Biological control 2019
Bursaphelenchus xylophilus, Cunninghamella elegans, Pinus pinaster, Pinus pinea, biofertilizers, biological control, biosynthesis, disease control, fumigation, fungi, insect vectors, nematicides, nitrogen-fixing bacteria, phenolic compounds, photosynthesis, pigments, tree diseases, trees, vascular wilt, water content
The pine wilt disease (PWD), caused by the pine wood nematode (PWN) Bursaphelenchus xylophilus, is a devastating illness that mainly affects P. pinaster trees, and that poses great environmental and economic challenges. Current disease management involves the cut down of infected trees, tree fumigation, use of nematicides, or the control of the insect vector; however, these methodologies are expensive, labour-intensive and have limited success. The aim of this work was to evaluate the effect of a biofertilizer enriched with diazotrophic bacteria and a chitosan-producing fungus, Cunninghamella elegans, in inducing P. pinaster and P. pinea resistance against the PWN. In non-inoculated (control) P. pinaster plants, PWN population significantly increased (ca. 2.3-fold) throughout the experimental period, whereas in plants treated with 7.5 and 15 % of biofertilizer nematode numbers were up to 36.3-fold lower than in control plants. In P. pinea, nematode numbers decreased with time for all biofertilizer concentrations tested, and P. pinea had up to 27.3-fold lower nematode counts than P. pinaster.

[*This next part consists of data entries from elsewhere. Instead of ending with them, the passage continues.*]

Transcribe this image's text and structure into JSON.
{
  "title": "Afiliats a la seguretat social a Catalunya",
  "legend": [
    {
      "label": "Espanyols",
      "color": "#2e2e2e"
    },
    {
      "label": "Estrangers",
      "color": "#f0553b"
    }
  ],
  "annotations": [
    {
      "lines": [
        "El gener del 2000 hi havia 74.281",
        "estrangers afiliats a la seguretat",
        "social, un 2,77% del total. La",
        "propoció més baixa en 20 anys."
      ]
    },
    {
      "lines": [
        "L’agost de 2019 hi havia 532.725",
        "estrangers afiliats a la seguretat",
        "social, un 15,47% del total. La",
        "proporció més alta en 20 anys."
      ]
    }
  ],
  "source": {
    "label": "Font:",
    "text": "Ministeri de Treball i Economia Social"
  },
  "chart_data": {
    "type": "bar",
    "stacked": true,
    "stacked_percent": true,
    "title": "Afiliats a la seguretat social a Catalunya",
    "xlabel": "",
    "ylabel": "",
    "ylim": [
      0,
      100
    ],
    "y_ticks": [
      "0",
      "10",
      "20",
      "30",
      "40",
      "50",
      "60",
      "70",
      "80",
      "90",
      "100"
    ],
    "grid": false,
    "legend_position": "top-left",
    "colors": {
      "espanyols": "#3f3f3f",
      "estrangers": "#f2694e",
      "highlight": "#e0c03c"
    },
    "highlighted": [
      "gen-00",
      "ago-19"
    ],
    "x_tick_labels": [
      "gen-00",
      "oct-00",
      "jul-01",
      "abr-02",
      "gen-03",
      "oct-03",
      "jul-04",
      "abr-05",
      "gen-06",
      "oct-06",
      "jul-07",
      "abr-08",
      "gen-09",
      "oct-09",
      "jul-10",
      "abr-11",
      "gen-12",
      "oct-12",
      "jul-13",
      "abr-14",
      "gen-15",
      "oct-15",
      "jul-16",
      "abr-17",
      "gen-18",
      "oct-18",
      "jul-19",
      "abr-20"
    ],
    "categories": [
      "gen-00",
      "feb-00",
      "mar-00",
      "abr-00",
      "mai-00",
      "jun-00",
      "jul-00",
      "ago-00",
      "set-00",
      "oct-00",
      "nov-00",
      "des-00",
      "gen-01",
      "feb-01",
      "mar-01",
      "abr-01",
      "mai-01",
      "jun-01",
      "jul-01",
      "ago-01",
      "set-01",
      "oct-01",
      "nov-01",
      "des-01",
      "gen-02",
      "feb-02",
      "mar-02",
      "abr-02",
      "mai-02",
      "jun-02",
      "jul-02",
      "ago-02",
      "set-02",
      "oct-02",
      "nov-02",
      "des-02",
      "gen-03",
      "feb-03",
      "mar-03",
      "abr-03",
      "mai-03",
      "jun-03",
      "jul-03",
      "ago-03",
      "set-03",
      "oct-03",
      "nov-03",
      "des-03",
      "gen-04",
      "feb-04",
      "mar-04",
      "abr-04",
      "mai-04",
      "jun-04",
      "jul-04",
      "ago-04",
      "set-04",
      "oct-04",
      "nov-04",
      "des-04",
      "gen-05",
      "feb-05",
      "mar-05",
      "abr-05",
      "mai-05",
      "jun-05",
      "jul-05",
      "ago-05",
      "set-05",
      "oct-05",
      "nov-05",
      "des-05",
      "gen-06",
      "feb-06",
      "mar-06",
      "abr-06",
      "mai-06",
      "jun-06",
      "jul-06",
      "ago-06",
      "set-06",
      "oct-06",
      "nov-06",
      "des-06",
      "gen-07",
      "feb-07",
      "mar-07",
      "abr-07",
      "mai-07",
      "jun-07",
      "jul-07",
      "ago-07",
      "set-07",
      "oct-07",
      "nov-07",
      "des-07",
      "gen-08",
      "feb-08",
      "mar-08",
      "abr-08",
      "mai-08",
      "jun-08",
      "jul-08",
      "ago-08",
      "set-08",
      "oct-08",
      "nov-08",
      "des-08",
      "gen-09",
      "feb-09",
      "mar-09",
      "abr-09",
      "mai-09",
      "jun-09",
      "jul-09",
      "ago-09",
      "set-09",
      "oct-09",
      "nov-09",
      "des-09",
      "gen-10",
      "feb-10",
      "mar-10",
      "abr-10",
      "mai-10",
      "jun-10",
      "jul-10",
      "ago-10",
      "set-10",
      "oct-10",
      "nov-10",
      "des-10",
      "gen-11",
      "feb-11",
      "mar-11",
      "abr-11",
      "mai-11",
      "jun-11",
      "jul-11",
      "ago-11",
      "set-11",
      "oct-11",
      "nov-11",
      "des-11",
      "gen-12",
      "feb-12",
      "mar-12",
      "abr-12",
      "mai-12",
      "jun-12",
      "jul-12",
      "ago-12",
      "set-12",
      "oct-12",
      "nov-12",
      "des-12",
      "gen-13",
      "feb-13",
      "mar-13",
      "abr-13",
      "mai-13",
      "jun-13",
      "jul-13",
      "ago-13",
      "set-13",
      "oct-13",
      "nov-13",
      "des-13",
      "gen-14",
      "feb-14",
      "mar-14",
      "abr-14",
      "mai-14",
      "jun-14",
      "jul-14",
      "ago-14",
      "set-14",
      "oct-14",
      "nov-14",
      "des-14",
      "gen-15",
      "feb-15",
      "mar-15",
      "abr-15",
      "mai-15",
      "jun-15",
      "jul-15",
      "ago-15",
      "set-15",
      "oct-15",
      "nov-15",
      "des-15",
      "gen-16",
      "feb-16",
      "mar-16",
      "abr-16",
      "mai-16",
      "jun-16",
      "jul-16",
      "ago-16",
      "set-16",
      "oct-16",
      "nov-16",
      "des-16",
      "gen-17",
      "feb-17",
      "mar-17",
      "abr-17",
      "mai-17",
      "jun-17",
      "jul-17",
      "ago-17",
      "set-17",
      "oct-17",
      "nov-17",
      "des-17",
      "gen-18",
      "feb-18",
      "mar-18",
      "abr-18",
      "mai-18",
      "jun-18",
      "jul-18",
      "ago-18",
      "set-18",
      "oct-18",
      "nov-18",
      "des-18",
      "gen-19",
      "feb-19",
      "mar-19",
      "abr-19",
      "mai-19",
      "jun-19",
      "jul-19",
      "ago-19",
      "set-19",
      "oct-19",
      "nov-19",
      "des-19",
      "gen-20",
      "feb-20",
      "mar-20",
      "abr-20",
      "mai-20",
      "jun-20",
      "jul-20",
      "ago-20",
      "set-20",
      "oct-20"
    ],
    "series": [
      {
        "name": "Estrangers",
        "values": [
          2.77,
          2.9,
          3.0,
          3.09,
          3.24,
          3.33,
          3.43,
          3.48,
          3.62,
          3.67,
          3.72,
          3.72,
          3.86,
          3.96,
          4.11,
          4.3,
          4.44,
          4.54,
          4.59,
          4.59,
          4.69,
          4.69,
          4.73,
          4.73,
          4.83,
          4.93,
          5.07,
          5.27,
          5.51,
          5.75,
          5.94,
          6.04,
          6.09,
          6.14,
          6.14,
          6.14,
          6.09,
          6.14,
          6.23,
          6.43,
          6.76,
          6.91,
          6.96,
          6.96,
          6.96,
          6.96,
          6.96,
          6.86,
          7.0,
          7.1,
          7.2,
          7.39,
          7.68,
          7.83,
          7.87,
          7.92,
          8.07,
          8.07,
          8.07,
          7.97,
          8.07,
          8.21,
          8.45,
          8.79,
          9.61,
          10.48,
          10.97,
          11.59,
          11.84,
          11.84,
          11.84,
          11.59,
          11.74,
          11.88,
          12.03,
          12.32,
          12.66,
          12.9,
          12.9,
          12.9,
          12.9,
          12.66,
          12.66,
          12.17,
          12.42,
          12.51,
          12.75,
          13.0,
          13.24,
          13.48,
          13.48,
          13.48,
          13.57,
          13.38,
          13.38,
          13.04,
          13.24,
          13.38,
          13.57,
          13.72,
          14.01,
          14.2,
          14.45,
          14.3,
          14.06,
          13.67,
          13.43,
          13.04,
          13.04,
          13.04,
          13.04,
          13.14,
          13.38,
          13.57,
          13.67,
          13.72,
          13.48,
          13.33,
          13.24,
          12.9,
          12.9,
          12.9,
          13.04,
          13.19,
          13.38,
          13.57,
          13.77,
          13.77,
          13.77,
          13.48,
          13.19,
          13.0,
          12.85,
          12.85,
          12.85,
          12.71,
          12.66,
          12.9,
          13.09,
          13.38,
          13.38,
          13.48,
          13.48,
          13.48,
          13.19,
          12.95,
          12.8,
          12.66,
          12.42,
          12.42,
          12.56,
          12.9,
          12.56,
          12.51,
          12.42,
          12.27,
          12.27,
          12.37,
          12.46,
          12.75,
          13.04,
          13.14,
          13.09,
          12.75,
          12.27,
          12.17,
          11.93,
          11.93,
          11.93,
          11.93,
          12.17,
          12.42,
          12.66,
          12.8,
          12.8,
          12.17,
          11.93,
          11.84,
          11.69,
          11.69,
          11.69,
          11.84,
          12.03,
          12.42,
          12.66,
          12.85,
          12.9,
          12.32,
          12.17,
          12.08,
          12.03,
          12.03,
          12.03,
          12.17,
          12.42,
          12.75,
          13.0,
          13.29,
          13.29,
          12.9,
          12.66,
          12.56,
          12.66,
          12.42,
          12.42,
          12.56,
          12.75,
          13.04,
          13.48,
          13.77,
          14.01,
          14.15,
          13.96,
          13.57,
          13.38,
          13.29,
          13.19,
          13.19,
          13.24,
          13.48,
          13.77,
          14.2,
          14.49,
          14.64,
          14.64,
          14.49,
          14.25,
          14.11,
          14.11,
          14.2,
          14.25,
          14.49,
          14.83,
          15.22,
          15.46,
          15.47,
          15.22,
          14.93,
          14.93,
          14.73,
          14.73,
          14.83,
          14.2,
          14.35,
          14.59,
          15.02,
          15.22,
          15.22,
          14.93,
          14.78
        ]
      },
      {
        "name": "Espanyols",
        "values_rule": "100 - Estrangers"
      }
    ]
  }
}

In addition, the biofertilizer prevented the decrease of photosynthetic pigments and the reduction of water content in infected P. pinaster plants. In P. pinea the biosynthesis of phenolics increased in PWN-inoculated plants, especially in the presence of the biofertilizer. The addition of this biofertilizer to soils forested by P. pinaster may improve plant defence and could be a potentially simple and inexpensive strategy for the control of the PWD.